Молодая женщина слабо кивнула.

— Хорошо! Раз ты чувствуешь боль, значит, смерть далеко.

Он не имел представления, правда ли то, что он говорит, но произнес эти слова так убедительно, что она поверила.

Мсье Бюрк принес отвар. Рэм сел на кровать, приподняв голову Тины.

— Детка, постарайся выпить это. Мсье Бюрк приготовил отвар специально для тебя.

Он поднес чашу к ее губам, доверчивость, с которой она сделала несколько глотков, убивала его. «Господи, прости, ведь последнее, что она приняла из моих рук, был яд», — подумал Дуглас. Молча он начал молиться: «Пресвятые апостолы, страдальцы и мученики, сотворите чудо.
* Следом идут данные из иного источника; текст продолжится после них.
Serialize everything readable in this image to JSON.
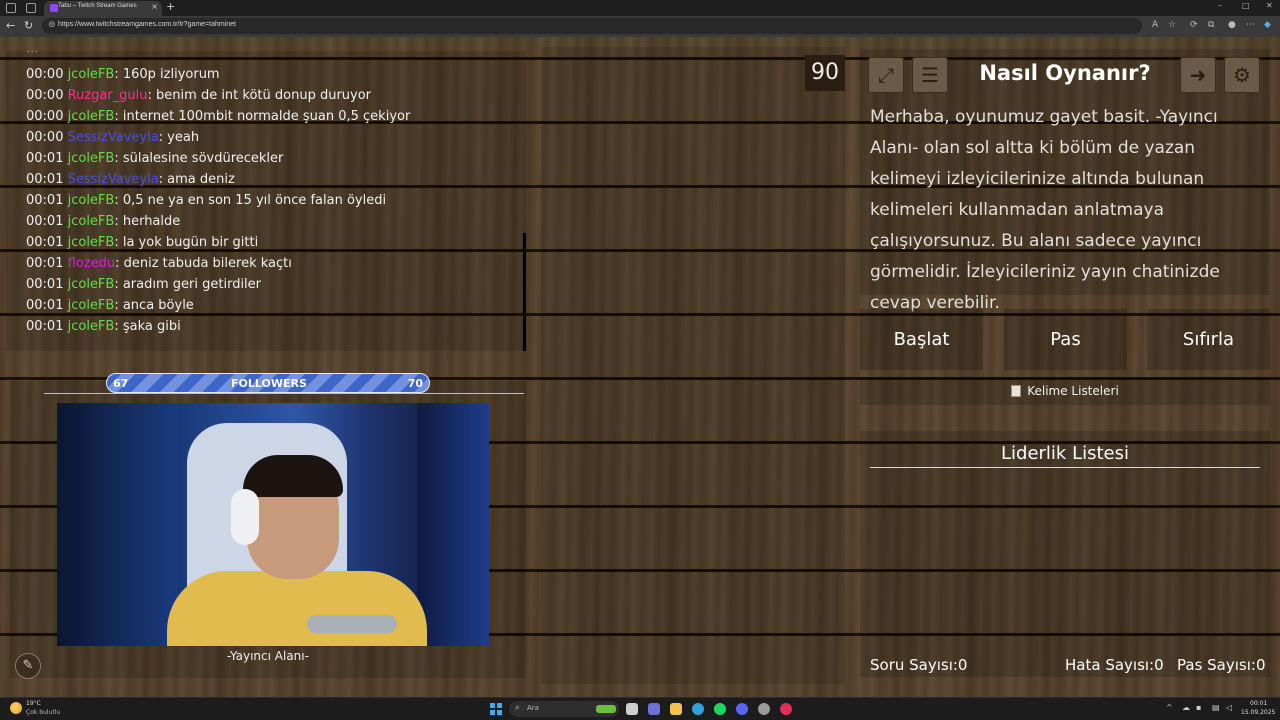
{
  "browser": {
    "tab_title": "Tabu – Twitch Stream Games",
    "url": "https://www.twitchstreamgames.com.tr/tr?game=tahminet",
    "new_tab": "+",
    "tab_close": "×"
  },
  "chat": {
    "partial_top": "...",
    "messages": [
      {
        "time": "00:00",
        "user": "jcoleFB",
        "color": "#62dc4a",
        "text": ": 160p izliyorum"
      },
      {
        "time": "00:00",
        "user": "Ruzgar_gulu",
        "color": "#ff2d8e",
        "text": ": benim de int kötü donup duruyor"
      },
      {
        "time": "00:00",
        "user": "jcoleFB",
        "color": "#62dc4a",
        "text": ": internet 100mbit normalde şuan 0,5 çekiyor"
      },
      {
        "time": "00:00",
        "user": "SessizVaveyla",
        "color": "#4b4fe6",
        "text": ": yeah"
      },
      {
        "time": "00:01",
        "user": "jcoleFB",
        "color": "#62dc4a",
        "text": ": sülalesine sövdürecekler"
      },
      {
        "time": "00:01",
        "user": "SessizVaveyla",
        "color": "#4b4fe6",
        "text": ": ama deniz"
      },
      {
        "time": "00:01",
        "user": "jcoleFB",
        "color": "#62dc4a",
        "text": ": 0,5 ne ya en son 15 yıl önce falan öyledi"
      },
      {
        "time": "00:01",
        "user": "jcoleFB",
        "color": "#62dc4a",
        "text": ": herhalde"
      },
      {
        "time": "00:01",
        "user": "jcoleFB",
        "color": "#62dc4a",
        "text": ": la yok bugün bir gitti"
      },
      {
        "time": "00:01",
        "user": "flozedu",
        "color": "#d91fd9",
        "text": ": deniz tabuda bilerek kaçtı"
      },
      {
        "time": "00:01",
        "user": "jcoleFB",
        "color": "#62dc4a",
        "text": ": aradım geri getirdiler"
      },
      {
        "time": "00:01",
        "user": "jcoleFB",
        "color": "#62dc4a",
        "text": ": anca böyle"
      },
      {
        "time": "00:01",
        "user": "jcoleFB",
        "color": "#62dc4a",
        "text": ": şaka gibi"
      }
    ]
  },
  "followers": {
    "current": "67",
    "label": "FOLLOWERS",
    "goal": "70"
  },
  "streamer": {
    "label": "-Yayıncı Alanı-"
  },
  "timer": "90",
  "how_to": {
    "title": "Nasıl Oynanır?",
    "text": "Merhaba, oyunumuz gayet basit. -Yayıncı Alanı- olan sol altta ki bölüm de yazan kelimeyi izleyicilerinize altında bulunan kelimeleri kullanmadan anlatmaya çalışıyorsunuz. Bu alanı sadece yayıncı görmelidir. İzleyicileriniz yayın chatinizde cevap verebilir."
  },
  "buttons": {
    "start": "Başlat",
    "pass": "Pas",
    "reset": "Sıfırla"
  },
  "word_lists": "Kelime Listeleri",
  "leaderboard": {
    "title": "Liderlik Listesi",
    "question_count": "Soru Sayısı:0",
    "error_count": "Hata Sayısı:0",
    "pass_count": "Pas Sayısı:0"
  },
  "taskbar": {
    "weather_temp": "19°C",
    "weather_desc": "Çok bulutlu",
    "search_placeholder": "Ara",
    "time": "00:01",
    "date": "15.09.2025"
  }
}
Отче наш на небесах, только чудо может спасти ее». Ему показалось, что после отвара судороги Тины несколько поутихли. Она еще плакала и каталась по постели, но спазмы и дикие крики прекратились.

Ночь тянулась медленно. Рэм лежал рядом с невестой, обнимая и поддерживая ее, умоляя не сдаваться и не покидать его. Их пальцы переплетались, и Дуглас подумал, что, наверное, единственная причина, по которой Тина еще жива, это то, что он крепко держал ее, не позволяя уйти. К утру у леди началась лихорадка; ее лицо побагровело, она то погружалась в забытье, то корчилась от боли. Дуглас пытался дать ей попить, но все выходило обратно, и Огонек смотрела на лорда дикими, обвиняющими глазами. К полудню жар настолько усилился, что ее стала бить дрожь, потом начались конвульсии.

— Быстро, Ада, прикажи слугам наполнить ванну. Пусть не нагревают воду, надо остудить жар.

Он поднял Тину на руки и, прижав к себе, ходил по комнате и разговаривал с ней все время, пока слуги носили воду.

Дамарис с кошкой на руках просидела в изголовье кровати всю ночь и весь день. Отослав слуг, Дуглас снял с невесты халат и осторожно опустил ее в прохладную воду. Ада принесла еще полотенца и новый халат. Лорд выжимал мочалку на плечи Тины, ее грудь и живот, потом в отчаянии опустил в воду ее голову и принялся обмывать лицо и шею женщины. Постепенно она перестала закатывать глаза, ее руки и ноги расслабились. Рэм продолжал омовение еще полчаса. Окончательно убедившись, что конвульсии прекратились и температура тела понизилась, он усадил невесту к себе на колени, насухо вытер, а затем отнес ее в кровать. Тина открыла глаза, но веки ее настолько отяжелели, что она вновь сомкнула ресницы.

— Я здесь, моя милая, — бормотал лорд. — Не бойся, ты не умрешь, ты будешь жить.

Наконец Тина заснула.

Ада предложила Рэму:

— Я присмотрю за ней, пока вы поедите и отдохнете.

Дуглас покачал головой:

— Я не могу есть. Передай, чтобы никто в замке не пил вина, оно все может быть отравлено. Мой кинжал накажет виновного, — клятвенно произнес он.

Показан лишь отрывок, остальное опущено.